Qu'il n'y a cependant pas lieu à ce stade d'imputer un revenu hypothétique à l'intimé, cette question, analysée par le Tribunal, devant être à nouveau examinée par la Cour sur le fond; que, par ailleurs, l'appelante se méprend en indiquant que le Tribunal aurait retenu à tort une somme de 1'646 fr. concernant les impôts de l'intimé, alors qu'aucun montant n'a été retenu dans le jugement entrepris concernant ce poste;

Que, quoi qu'il en soit, la situation financière de l'appelante, qui couvre les charges incompressibles de son foyer, n'est pas mise en péril par le versement de la contribution d'entretien fixée par le Tribunal, alors que l'intimé ne couvre pas ses propres charges avec ses revenus;

Que l'appelante ne justifie ainsi pas de l'existence d'un préjudice difficilement réparable en cas de refus d'octroi de l'effet suspensif au jugement contesté, étant précisé que l'intimé s'est toujours conformé aux décisions judiciaires rendues et que rien ne laisse supposer qu'il en irait différemment s'il devait être condamné à verser une contribution d'entretien différente de celle fixée par le premier juge au terme de la procédure d'appel;
Que la pesée des intérêts en présence conduit ainsi à rejeter la requête de suspension du caractère exécutoire du jugement attaqué;

Qu'il sera statué sur les frais et dépens liés à la présente décision avec la décision au fond (art. 104 al. 3 CPC).

* * * * *


PAR CES MOTIFS,
La Chambre civile :

Statuant sur requête de suspension du caractère exécutoire du jugement
entrepris :

Rejette la requête formée par A______ tendant à suspendre le caractère exécutoire du jugement JTPI/8808/2021 rendu le 29 juin 2021 par le Tribunal de première instance dans la cause C/16854/2020-17.

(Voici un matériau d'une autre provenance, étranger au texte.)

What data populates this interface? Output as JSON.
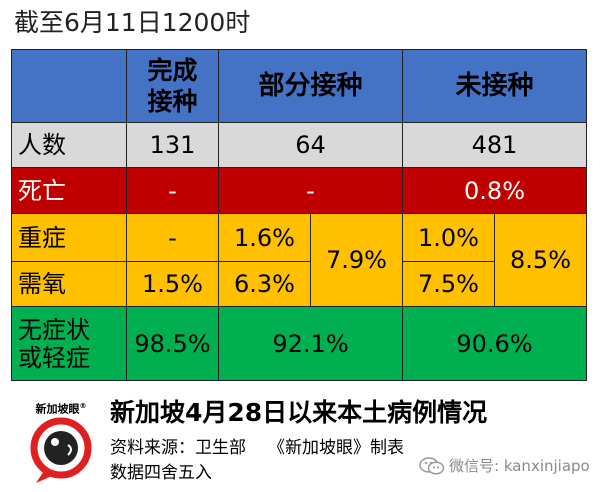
{
  "caption": "截至6月11日1200时",
  "table": {
    "headers": {
      "full": "完成\n接种",
      "partial": "部分接种",
      "none": "未接种"
    },
    "rows": {
      "count": {
        "label": "人数",
        "full": "131",
        "partial": "64",
        "none": "481"
      },
      "death": {
        "label": "死亡",
        "full": "-",
        "partial": "-",
        "none": "0.8%"
      },
      "severe": {
        "label": "重症",
        "full": "-",
        "partial": "1.6%",
        "none": "1.0%"
      },
      "oxygen": {
        "label": "需氧",
        "full": "1.5%",
        "partial": "6.3%",
        "none": "7.5%"
      },
      "combined": {
        "partial": "7.9%",
        "none": "8.5%"
      },
      "mild": {
        "label": "无症状\n或轻症",
        "full": "98.5%",
        "partial": "92.1%",
        "none": "90.6%"
      }
    }
  },
  "footer": {
    "title": "新加坡4月28日以来本土病例情况",
    "source": "资料来源：卫生部",
    "credit": "《新加坡眼》制表",
    "note": "数据四舍五入"
  },
  "logo": {
    "text": "新加坡眼",
    "mark": "®"
  },
  "wechat": {
    "label": "微信号: kanxinjiapo",
    "icon": "wechat-icon"
  },
  "colors": {
    "header": "#4472c4",
    "count": "#d9d9d9",
    "death": "#c00000",
    "amber": "#ffc000",
    "green": "#00b050",
    "logo_red": "#e02020"
  }
}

Dit qu'il sera statué sur les frais liés à la présente décision dans l'arrêt rendu sur le fond.

Siégeant :

Madame Nathalie RAPP, présidente ad interim; Madame Sandra CARRIER, greffière.

 

La présidente ad interim:

Nathalie RAPP

 

La greffière :

Sandra CARRIER

 

 

 





 

 

 

Indication des voies de recours :

La présente décision, incidente et de nature provisionnelle (ATF 137 III 475 consid. 1
et 2), est susceptible d'un recours en matière civile (art. 72 ss de la loi fédérale sur le Tribunal fédéral du 17 juin 2005; LTF - RS 173.110), les griefs pouvant être invoqués étant toutefois limités (art. 93/98 LTF), respectivement d'un recours constitutionnel subsidiaire (art. 113 ss LTF). Dans les deux cas, le recours motivé doit être formé dans les trente jours qui suivent la notification de l'expédition complète de la décision attaquée.

Le recours doit être adressé au Tribunal fédéral, 1000 Lausanne 14.